Downtowns are empty so “performanc­e” activists have no audience. These days they could jump up and down all day in the intersecti­on of Yonge and Bloor and at best only a few pigeons and a few vagrant pedestrian­s would be there to notice.

So what’s the under-occupied oppression artist to do? Stay home and memorize the hot bits of Das Kapital and do a bingewatch of (pre-pandemic) Michael Moore movies. (On penalty of nervous shock, do not watch Planet of the Humans.)

Before the pandemic, the rail services of this country were a veritable playground for enthusiast­ic demonstrat­ors. You could have a blockade in B.C. one day, Quebec the next, and hit Via Rail in Ontario whenever the mood struck you. These good folks are now totally stymied. For it is establishe­d (somewhere in Einstein’s early work on trains and relativity, I think) that to have a blockade, something must be moving. This is especially true of trains, the great man asserted.

Or as another genius put it even more succinctly — I believe it was famed lawyer Johnnie Cochran — “If the trains are stopped, they’re impossible to block.”

At the hard end of mostly urban protest, things are no better. Idle No More is now just … Idle. And what about the brave soldiery of Antifa, sworn hunters of MAGA hats and other MAGA derivative merchandis­e.
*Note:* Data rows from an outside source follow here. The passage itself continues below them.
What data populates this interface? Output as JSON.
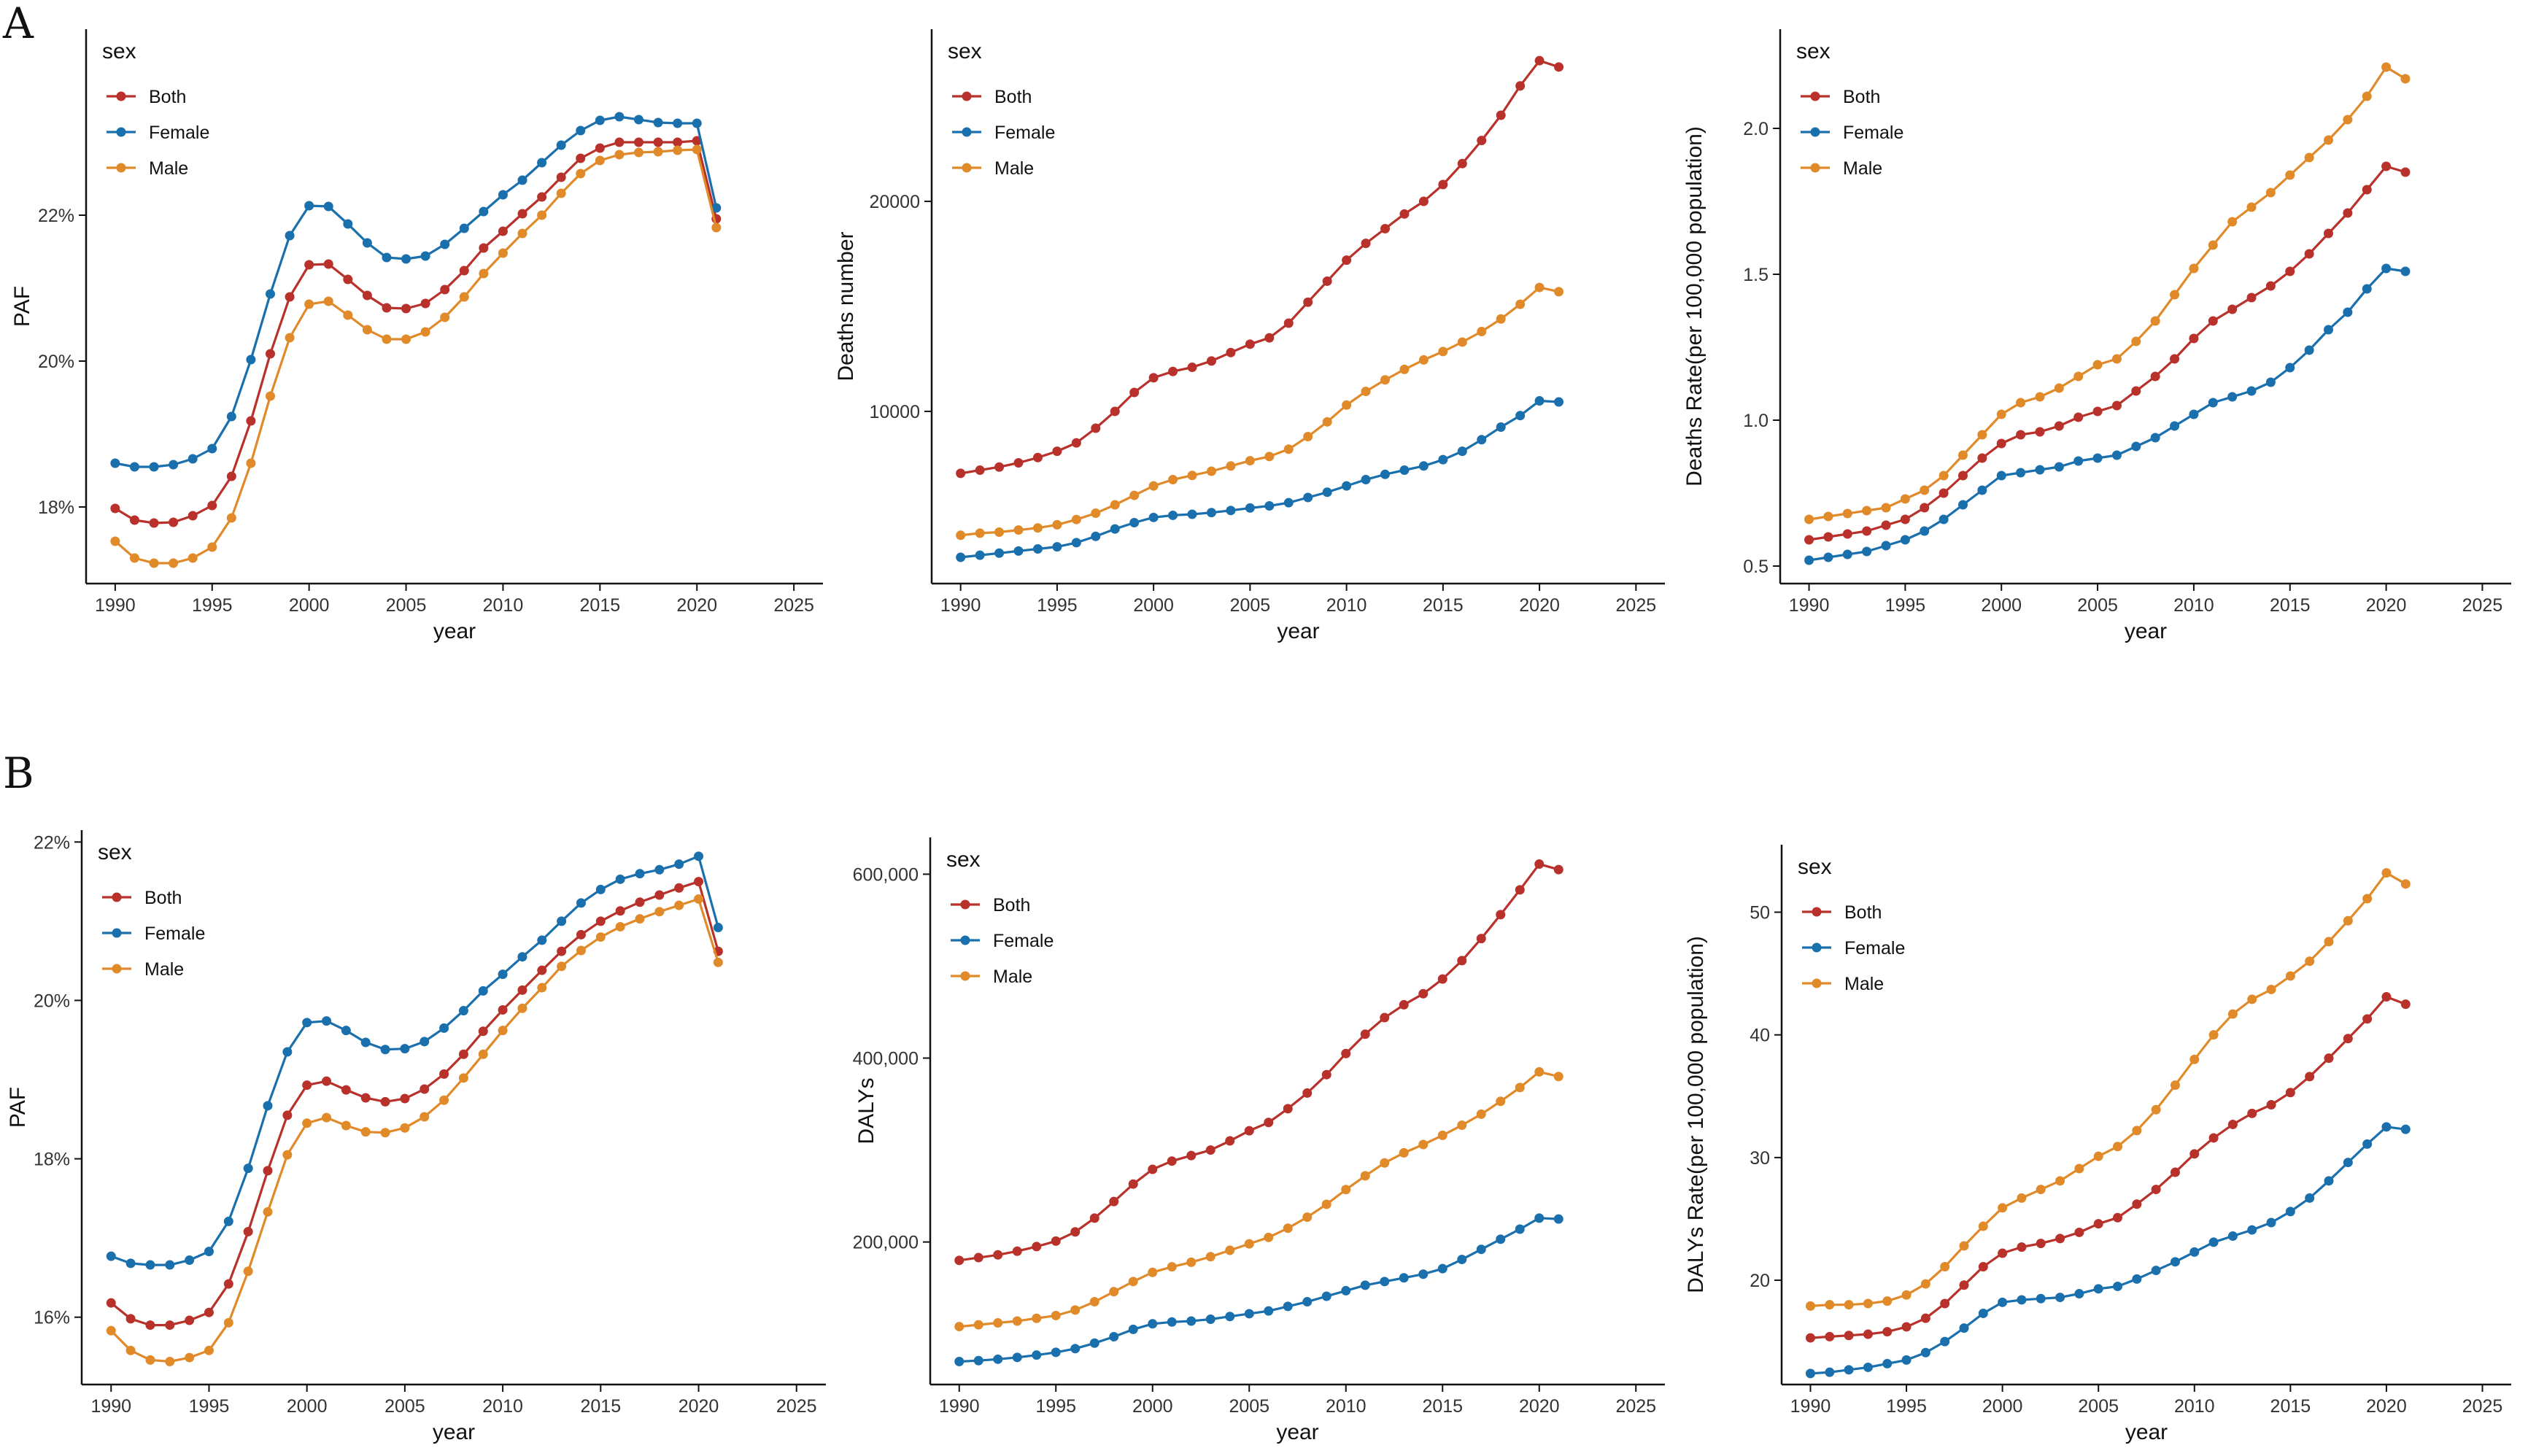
{
  "panel_labels": [
    "A",
    "B"
  ],
  "colors": {
    "Both": "#b8312a",
    "Female": "#1a6fad",
    "Male": "#e08a2a"
  },
  "chart_data": [
    {
      "type": "line",
      "panel": "A",
      "title": "",
      "xlabel": "year",
      "ylabel": "PAF",
      "xlim": [
        1988.5,
        2026.5
      ],
      "ylim": [
        16.95,
        24.55
      ],
      "xticks": [
        1990,
        1995,
        2000,
        2005,
        2010,
        2015,
        2020,
        2025
      ],
      "xtick_labels": [
        "1990",
        "1995",
        "2000",
        "2005",
        "2010",
        "2015",
        "2020",
        "2025"
      ],
      "yticks": [
        18,
        20,
        22
      ],
      "ytick_labels": [
        "18%",
        "20%",
        "22%"
      ],
      "legend_title": "sex",
      "x": [
        1990,
        1991,
        1992,
        1993,
        1994,
        1995,
        1996,
        1997,
        1998,
        1999,
        2000,
        2001,
        2002,
        2003,
        2004,
        2005,
        2006,
        2007,
        2008,
        2009,
        2010,
        2011,
        2012,
        2013,
        2014,
        2015,
        2016,
        2017,
        2018,
        2019,
        2020,
        2021
      ],
      "series": [
        {
          "name": "Both",
          "values": [
            17.98,
            17.82,
            17.78,
            17.79,
            17.88,
            18.02,
            18.42,
            19.18,
            20.1,
            20.88,
            21.32,
            21.33,
            21.12,
            20.9,
            20.73,
            20.72,
            20.79,
            20.98,
            21.24,
            21.55,
            21.78,
            22.02,
            22.25,
            22.52,
            22.78,
            22.92,
            23.0,
            23.0,
            23.0,
            23.0,
            23.02,
            21.95
          ]
        },
        {
          "name": "Female",
          "values": [
            18.6,
            18.55,
            18.55,
            18.58,
            18.66,
            18.8,
            19.24,
            20.02,
            20.92,
            21.72,
            22.13,
            22.12,
            21.88,
            21.62,
            21.42,
            21.4,
            21.44,
            21.6,
            21.82,
            22.05,
            22.28,
            22.48,
            22.72,
            22.96,
            23.16,
            23.3,
            23.35,
            23.31,
            23.27,
            23.26,
            23.26,
            22.1
          ]
        },
        {
          "name": "Male",
          "values": [
            17.53,
            17.3,
            17.23,
            17.23,
            17.3,
            17.45,
            17.85,
            18.6,
            19.52,
            20.32,
            20.78,
            20.82,
            20.63,
            20.43,
            20.3,
            20.3,
            20.4,
            20.6,
            20.88,
            21.2,
            21.48,
            21.75,
            22.0,
            22.3,
            22.57,
            22.75,
            22.83,
            22.86,
            22.87,
            22.89,
            22.9,
            21.83
          ]
        }
      ]
    },
    {
      "type": "line",
      "panel": "A",
      "title": "",
      "xlabel": "year",
      "ylabel": "Deaths number",
      "xlim": [
        1988.5,
        2026.5
      ],
      "ylim": [
        1800,
        28200
      ],
      "xticks": [
        1990,
        1995,
        2000,
        2005,
        2010,
        2015,
        2020,
        2025
      ],
      "xtick_labels": [
        "1990",
        "1995",
        "2000",
        "2005",
        "2010",
        "2015",
        "2020",
        "2025"
      ],
      "yticks": [
        10000,
        20000
      ],
      "ytick_labels": [
        "10000",
        "20000"
      ],
      "legend_title": "sex",
      "x": [
        1990,
        1991,
        1992,
        1993,
        1994,
        1995,
        1996,
        1997,
        1998,
        1999,
        2000,
        2001,
        2002,
        2003,
        2004,
        2005,
        2006,
        2007,
        2008,
        2009,
        2010,
        2011,
        2012,
        2013,
        2014,
        2015,
        2016,
        2017,
        2018,
        2019,
        2020,
        2021
      ],
      "series": [
        {
          "name": "Both",
          "values": [
            7050,
            7200,
            7350,
            7550,
            7800,
            8100,
            8500,
            9200,
            10000,
            10900,
            11600,
            11900,
            12100,
            12400,
            12800,
            13200,
            13500,
            14200,
            15200,
            16200,
            17200,
            18000,
            18700,
            19400,
            20000,
            20800,
            21800,
            22900,
            24100,
            25500,
            26700,
            26400
          ]
        },
        {
          "name": "Female",
          "values": [
            3050,
            3150,
            3250,
            3350,
            3450,
            3550,
            3750,
            4050,
            4400,
            4700,
            4950,
            5050,
            5100,
            5180,
            5280,
            5400,
            5500,
            5650,
            5900,
            6150,
            6450,
            6750,
            7000,
            7200,
            7400,
            7700,
            8100,
            8650,
            9250,
            9800,
            10500,
            10450
          ]
        },
        {
          "name": "Male",
          "values": [
            4100,
            4200,
            4250,
            4350,
            4450,
            4600,
            4850,
            5150,
            5550,
            6000,
            6450,
            6750,
            6950,
            7150,
            7400,
            7650,
            7850,
            8200,
            8800,
            9500,
            10300,
            10950,
            11500,
            12000,
            12450,
            12850,
            13300,
            13800,
            14400,
            15100,
            15900,
            15700
          ]
        }
      ]
    },
    {
      "type": "line",
      "panel": "A",
      "title": "",
      "xlabel": "year",
      "ylabel": "Deaths Rate(per 100,000 population)",
      "xlim": [
        1988.5,
        2026.5
      ],
      "ylim": [
        0.44,
        2.34
      ],
      "xticks": [
        1990,
        1995,
        2000,
        2005,
        2010,
        2015,
        2020,
        2025
      ],
      "xtick_labels": [
        "1990",
        "1995",
        "2000",
        "2005",
        "2010",
        "2015",
        "2020",
        "2025"
      ],
      "yticks": [
        0.5,
        1.0,
        1.5,
        2.0
      ],
      "ytick_labels": [
        "0.5",
        "1.0",
        "1.5",
        "2.0"
      ],
      "legend_title": "sex",
      "x": [
        1990,
        1991,
        1992,
        1993,
        1994,
        1995,
        1996,
        1997,
        1998,
        1999,
        2000,
        2001,
        2002,
        2003,
        2004,
        2005,
        2006,
        2007,
        2008,
        2009,
        2010,
        2011,
        2012,
        2013,
        2014,
        2015,
        2016,
        2017,
        2018,
        2019,
        2020,
        2021
      ],
      "series": [
        {
          "name": "Both",
          "values": [
            0.59,
            0.6,
            0.61,
            0.62,
            0.64,
            0.66,
            0.7,
            0.75,
            0.81,
            0.87,
            0.92,
            0.95,
            0.96,
            0.98,
            1.01,
            1.03,
            1.05,
            1.1,
            1.15,
            1.21,
            1.28,
            1.34,
            1.38,
            1.42,
            1.46,
            1.51,
            1.57,
            1.64,
            1.71,
            1.79,
            1.87,
            1.85
          ]
        },
        {
          "name": "Female",
          "values": [
            0.52,
            0.53,
            0.54,
            0.55,
            0.57,
            0.59,
            0.62,
            0.66,
            0.71,
            0.76,
            0.81,
            0.82,
            0.83,
            0.84,
            0.86,
            0.87,
            0.88,
            0.91,
            0.94,
            0.98,
            1.02,
            1.06,
            1.08,
            1.1,
            1.13,
            1.18,
            1.24,
            1.31,
            1.37,
            1.45,
            1.52,
            1.51
          ]
        },
        {
          "name": "Male",
          "values": [
            0.66,
            0.67,
            0.68,
            0.69,
            0.7,
            0.73,
            0.76,
            0.81,
            0.88,
            0.95,
            1.02,
            1.06,
            1.08,
            1.11,
            1.15,
            1.19,
            1.21,
            1.27,
            1.34,
            1.43,
            1.52,
            1.6,
            1.68,
            1.73,
            1.78,
            1.84,
            1.9,
            1.96,
            2.03,
            2.11,
            2.21,
            2.17
          ]
        }
      ]
    },
    {
      "type": "line",
      "panel": "B",
      "title": "",
      "xlabel": "year",
      "ylabel": "PAF",
      "xlim": [
        1988.5,
        2026.5
      ],
      "ylim": [
        15.15,
        22.15
      ],
      "xticks": [
        1990,
        1995,
        2000,
        2005,
        2010,
        2015,
        2020,
        2025
      ],
      "xtick_labels": [
        "1990",
        "1995",
        "2000",
        "2005",
        "2010",
        "2015",
        "2020",
        "2025"
      ],
      "yticks": [
        16,
        18,
        20,
        22
      ],
      "ytick_labels": [
        "16%",
        "18%",
        "20%",
        "22%"
      ],
      "legend_title": "sex",
      "x": [
        1990,
        1991,
        1992,
        1993,
        1994,
        1995,
        1996,
        1997,
        1998,
        1999,
        2000,
        2001,
        2002,
        2003,
        2004,
        2005,
        2006,
        2007,
        2008,
        2009,
        2010,
        2011,
        2012,
        2013,
        2014,
        2015,
        2016,
        2017,
        2018,
        2019,
        2020,
        2021
      ],
      "series": [
        {
          "name": "Both",
          "values": [
            16.18,
            15.98,
            15.9,
            15.9,
            15.96,
            16.06,
            16.42,
            17.08,
            17.85,
            18.55,
            18.93,
            18.98,
            18.87,
            18.77,
            18.72,
            18.76,
            18.88,
            19.07,
            19.32,
            19.61,
            19.88,
            20.13,
            20.38,
            20.62,
            20.83,
            21.0,
            21.13,
            21.24,
            21.33,
            21.42,
            21.5,
            20.62
          ]
        },
        {
          "name": "Female",
          "values": [
            16.77,
            16.68,
            16.66,
            16.66,
            16.72,
            16.83,
            17.21,
            17.88,
            18.67,
            19.35,
            19.72,
            19.74,
            19.62,
            19.47,
            19.38,
            19.39,
            19.48,
            19.65,
            19.87,
            20.12,
            20.33,
            20.55,
            20.76,
            21.0,
            21.23,
            21.4,
            21.53,
            21.6,
            21.65,
            21.72,
            21.82,
            20.92
          ]
        },
        {
          "name": "Male",
          "values": [
            15.83,
            15.58,
            15.46,
            15.44,
            15.49,
            15.58,
            15.93,
            16.58,
            17.33,
            18.05,
            18.45,
            18.52,
            18.42,
            18.34,
            18.33,
            18.39,
            18.53,
            18.74,
            19.02,
            19.32,
            19.62,
            19.9,
            20.16,
            20.43,
            20.63,
            20.8,
            20.93,
            21.03,
            21.12,
            21.2,
            21.28,
            20.48
          ]
        }
      ]
    },
    {
      "type": "line",
      "panel": "B",
      "title": "",
      "xlabel": "year",
      "ylabel": "DALYs",
      "xlim": [
        1988.5,
        2026.5
      ],
      "ylim": [
        45000,
        640000
      ],
      "xticks": [
        1990,
        1995,
        2000,
        2005,
        2010,
        2015,
        2020,
        2025
      ],
      "xtick_labels": [
        "1990",
        "1995",
        "2000",
        "2005",
        "2010",
        "2015",
        "2020",
        "2025"
      ],
      "yticks": [
        200000,
        400000,
        600000
      ],
      "ytick_labels": [
        "200,000",
        "400,000",
        "600,000"
      ],
      "legend_title": "sex",
      "x": [
        1990,
        1991,
        1992,
        1993,
        1994,
        1995,
        1996,
        1997,
        1998,
        1999,
        2000,
        2001,
        2002,
        2003,
        2004,
        2005,
        2006,
        2007,
        2008,
        2009,
        2010,
        2011,
        2012,
        2013,
        2014,
        2015,
        2016,
        2017,
        2018,
        2019,
        2020,
        2021
      ],
      "series": [
        {
          "name": "Both",
          "values": [
            180000,
            183000,
            186000,
            190000,
            195000,
            201000,
            211000,
            226000,
            244000,
            263000,
            279000,
            288000,
            294000,
            300000,
            310000,
            321000,
            330000,
            345000,
            362000,
            382000,
            405000,
            426000,
            444000,
            458000,
            470000,
            486000,
            506000,
            530000,
            556000,
            583000,
            611000,
            605000
          ]
        },
        {
          "name": "Female",
          "values": [
            70000,
            71000,
            72500,
            74500,
            77000,
            80000,
            84000,
            90000,
            97000,
            105000,
            111000,
            113000,
            114000,
            116000,
            119000,
            122000,
            125000,
            130000,
            135000,
            141000,
            147000,
            153000,
            157000,
            161000,
            165000,
            171000,
            181000,
            192000,
            203000,
            214000,
            226000,
            225000
          ]
        },
        {
          "name": "Male",
          "values": [
            108000,
            110000,
            112000,
            114000,
            117000,
            120000,
            126000,
            135000,
            146000,
            157000,
            167000,
            173000,
            178000,
            184000,
            191000,
            198000,
            205000,
            215000,
            227000,
            241000,
            257000,
            272000,
            286000,
            297000,
            306000,
            316000,
            327000,
            339000,
            353000,
            368000,
            385000,
            380000
          ]
        }
      ]
    },
    {
      "type": "line",
      "panel": "B",
      "title": "",
      "xlabel": "year",
      "ylabel": "DALYs Rate(per 100,000 population)",
      "xlim": [
        1988.5,
        2026.5
      ],
      "ylim": [
        11.5,
        55.5
      ],
      "xticks": [
        1990,
        1995,
        2000,
        2005,
        2010,
        2015,
        2020,
        2025
      ],
      "xtick_labels": [
        "1990",
        "1995",
        "2000",
        "2005",
        "2010",
        "2015",
        "2020",
        "2025"
      ],
      "yticks": [
        20,
        30,
        40,
        50
      ],
      "ytick_labels": [
        "20",
        "30",
        "40",
        "50"
      ],
      "legend_title": "sex",
      "x": [
        1990,
        1991,
        1992,
        1993,
        1994,
        1995,
        1996,
        1997,
        1998,
        1999,
        2000,
        2001,
        2002,
        2003,
        2004,
        2005,
        2006,
        2007,
        2008,
        2009,
        2010,
        2011,
        2012,
        2013,
        2014,
        2015,
        2016,
        2017,
        2018,
        2019,
        2020,
        2021
      ],
      "series": [
        {
          "name": "Both",
          "values": [
            15.3,
            15.4,
            15.5,
            15.6,
            15.8,
            16.2,
            16.9,
            18.1,
            19.6,
            21.1,
            22.2,
            22.7,
            23.0,
            23.4,
            23.9,
            24.6,
            25.1,
            26.2,
            27.4,
            28.8,
            30.3,
            31.6,
            32.7,
            33.6,
            34.3,
            35.3,
            36.6,
            38.1,
            39.7,
            41.3,
            43.1,
            42.5
          ]
        },
        {
          "name": "Female",
          "values": [
            12.4,
            12.5,
            12.7,
            12.9,
            13.2,
            13.5,
            14.1,
            15.0,
            16.1,
            17.3,
            18.2,
            18.4,
            18.5,
            18.6,
            18.9,
            19.3,
            19.5,
            20.1,
            20.8,
            21.5,
            22.3,
            23.1,
            23.6,
            24.1,
            24.7,
            25.6,
            26.7,
            28.1,
            29.6,
            31.1,
            32.5,
            32.3
          ]
        },
        {
          "name": "Male",
          "values": [
            17.9,
            18.0,
            18.0,
            18.1,
            18.3,
            18.8,
            19.7,
            21.1,
            22.8,
            24.4,
            25.9,
            26.7,
            27.4,
            28.1,
            29.1,
            30.1,
            30.9,
            32.2,
            33.9,
            35.9,
            38.0,
            40.0,
            41.7,
            42.9,
            43.7,
            44.8,
            46.0,
            47.6,
            49.3,
            51.1,
            53.2,
            52.3
          ]
        }
      ]
    }
  ]
}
When can Antifa go now, in their black face masks, to do a beat down on a gay Asian reporter (Andy Ngo) who is also (they say) a “Nazi?” Where can they go now to surround, shout at, and otherwise brutally harass an old woman with a walker on her way to a meeting? Most of our old people can’t go to meetings now, which leaves the Antifa vigilantes horribly unoccupied.

The crisis also hits their street cred where it hurts.

The black face masks that are their chosen insignia — meant to stir terror among elderly Nazis who navigate by walkers — will, during the COVID-19 pandemic, be seen not as emblems of strength and power, but as mouth guards against a random sneeze. It’s difficult to maintain the heroic stance when you popping Tylenol by the minute, dousing yourself with hand sanitizer and adjusting the old germ fence around your mouth. It is, surely this is ironic, a black day for Antifa.

The same for the Extinction Rebellion crowd. Can’t shut down airports that are already shut down. Even if you could, can you practice safe social-distancing?

The pandemic has also closed down a lot of good plays and theatrical­s. Of which, the one most to be missed is the “How Dare You” non-musical starring the young Swedish climate contralto, Greta Thunberg. It is sadly in hiatus. Who does not miss the querulous arias of the young musician, that hard, dramatic stare, as she, a Jeremiah in pigtails, with a fury that only immaturity can fuel, gave vital throat to its central hymn: “You old people are stealing my future.” Brought the house down, every time.

I should also mention the displaced pronoun warriors — the xirs and zes and hirs and zirs — those inventive complainer­s, who took grammar out of the schools and put it to work in special interest politics; the drear COVID has pushed them off the stage, too.

There are ever so many white horses out there these days without their accustomed riders. We miss ‘em all. With apologies to C. Lamb, Where are they “gone, the old familiar farces?”

STARBUCKS IS CLOSED, SO WHAT IS THE POINT OF SMASHING ITS WINDOWS?